Almost all cameras work this way: As the light approaches the sensor, it passes through a filter, called a "Bayer mosaic". This mosaic of filters strips out the light information for two of the three components, but which components it strips out are different from pixel to pixel. Every other pixel is stripped down to its green component. This is because the human eye is most sensitive to green, and thus having the best possible precision in green improves the quality of the photo. Then, the remaining pixels are divided between red and blue components.

These then hit the sensor, typically a Charge Coupled Device, or CCD, which determines the overall brightness at each point. Since each point has already been reduced to only its Red, Green or Blue component, this determines the brightness of that component specifically. Additional light in other frequencies has been absorbed by the filter and does not reach the sensor.

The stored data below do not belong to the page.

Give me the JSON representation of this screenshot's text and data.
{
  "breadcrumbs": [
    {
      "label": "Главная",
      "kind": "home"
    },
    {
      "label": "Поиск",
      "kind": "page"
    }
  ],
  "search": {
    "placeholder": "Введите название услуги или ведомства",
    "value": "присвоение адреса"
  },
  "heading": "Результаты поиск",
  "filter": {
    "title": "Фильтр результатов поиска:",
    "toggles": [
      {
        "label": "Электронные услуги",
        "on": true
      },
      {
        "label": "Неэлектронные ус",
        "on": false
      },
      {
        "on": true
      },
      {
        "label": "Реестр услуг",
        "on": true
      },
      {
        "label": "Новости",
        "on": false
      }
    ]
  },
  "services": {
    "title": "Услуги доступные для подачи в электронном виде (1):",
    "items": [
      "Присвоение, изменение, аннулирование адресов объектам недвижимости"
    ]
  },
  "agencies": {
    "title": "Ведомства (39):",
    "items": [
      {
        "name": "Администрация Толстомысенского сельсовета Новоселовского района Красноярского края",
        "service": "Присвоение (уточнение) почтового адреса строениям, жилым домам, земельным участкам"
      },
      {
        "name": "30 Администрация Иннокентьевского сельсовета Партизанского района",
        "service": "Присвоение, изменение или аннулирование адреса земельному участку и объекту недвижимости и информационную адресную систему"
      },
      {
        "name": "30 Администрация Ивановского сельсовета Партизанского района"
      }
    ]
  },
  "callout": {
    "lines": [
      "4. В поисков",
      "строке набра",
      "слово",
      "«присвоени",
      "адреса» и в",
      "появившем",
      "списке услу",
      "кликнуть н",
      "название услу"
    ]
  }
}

This leaves us with a problem, though. We only have part of the colour information for each pixel. How do we get the rest? We guess – literally! There are many different ways to guess, and all of them get it wrong some of the time. Where they get it wrong, the image looks discoloured. Your camera has one method built into it. Higher-end cameras support saving images in a "raw" file format, like Nikon's NEF file format. In this format, the camera doesn't try to guess. It only stores the information it has. This is then read in by a piece of software on your computer, and that software lets you experiment with different algorithms and find the absolute best quality. The camera actually captures that one component in more detail than it normally gets encoded in the final result, and the result is that it is often possible to correct errors in exposure from a raw file in ways that are simply not possible with a processed image.

Are there other ways to solve the problem? Certainly!

Cameras with a very high resolution can use a technique called subsampling. As indicated in the diagramme, the same input is received, having passed through the Bayer mosaic, but instead of guessing the missing information to make up the full resolution, the image is processed by combining every 2x2 pixels down to a single pixel. Since each combined pixel now has Red, Green and Blue components (it even has two samples of the green component, so it can be extra accurate!), we're good to go. The sacrifice here is in resolution. A camera like the 40 megapixel beast in Nokia's recent Lumia phones works this way, and when it combines the pixel data down, you get half as many pixels – in both directions. Thus, the output image is only 10 megapixels, but none of what you see is guessed. Photos can be crisper and have truer colours than those taken with lower-resolution cameras.

A final option that is seen in very high-end cameras is an arrangement knows as 3 CCD. This is exactly what it sounds like: The camera contains three sensors instead of one. A specially-designed prism called a colour separation beam splitter separates the entire image into its colour components. Instead of being absorbed by a filter, the colour information that isn't needed for a given sensor is simply redirected to another sensor. All of the light information the camera receives is used, and the result is a full-resolution image with all colour components in every pixel.

Cameras with three CCDs are prevalent in video applications.